Spherical Control Moment Gyroscope
Project Overview
The spherical control moment gyroscope is a continuation of work completed by Tyler Hamer for his thesis. Hamer’s work involved the construction and validation of a magnetically suspended spherical permanent magnet dipole actuator that operates as a reaction wheel, meaning it actuates in two instantaneous rotational degrees of freedom. My research involves electromagnetics modeling, force and torque modeling, and magnetic suspension that will inform how to incorporate inductive spin into the symmetric axis of the spherical rotor so it operates in three instantaneous rotational degrees of freedom.
Electromagnetics Modeling
My first contribution to the spherical control moment gyroscope actuation is the electromagnetic modeling of inductive spin drive. I derived two different models, including a bulk conductivity model and a thin shell current model of the dipole permanent magnet rotor and the surrounding coils.

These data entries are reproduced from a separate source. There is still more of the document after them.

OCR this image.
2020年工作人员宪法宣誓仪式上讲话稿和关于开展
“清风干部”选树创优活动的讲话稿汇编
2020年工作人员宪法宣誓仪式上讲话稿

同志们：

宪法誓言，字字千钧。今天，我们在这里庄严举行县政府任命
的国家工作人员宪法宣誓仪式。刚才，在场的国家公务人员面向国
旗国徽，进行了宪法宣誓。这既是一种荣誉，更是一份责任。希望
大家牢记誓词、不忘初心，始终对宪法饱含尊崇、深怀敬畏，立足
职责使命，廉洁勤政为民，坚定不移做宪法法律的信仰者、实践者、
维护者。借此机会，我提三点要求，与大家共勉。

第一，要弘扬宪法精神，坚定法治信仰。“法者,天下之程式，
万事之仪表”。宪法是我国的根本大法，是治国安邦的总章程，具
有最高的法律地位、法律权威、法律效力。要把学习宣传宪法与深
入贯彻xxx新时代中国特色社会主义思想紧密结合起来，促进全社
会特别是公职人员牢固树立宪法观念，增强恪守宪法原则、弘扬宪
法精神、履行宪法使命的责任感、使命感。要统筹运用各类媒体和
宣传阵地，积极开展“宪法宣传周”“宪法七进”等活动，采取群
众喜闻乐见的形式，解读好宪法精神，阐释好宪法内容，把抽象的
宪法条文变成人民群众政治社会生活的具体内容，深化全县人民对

Below shows the simulated fields in Ansys for a dipole configuration (left) and the analytically derived field for a quadrupole configuration (right).
Force and Torque Modeling
With the thin shell model (left), I analytically model inductive drive to generate torque depending on the surface material and validate my findings using finite element modeling simulation. For the shell bulk conductivity model (right), I analytically model a copper shell to generate torque and validate my findings using finite element modeling simulation.
Suspension
My third contribution to the spherical control moment gyroscope is magnetically levitating a permanent magnet rotor prototype. Plant modeling and controller design is shown for closed-loop suspension.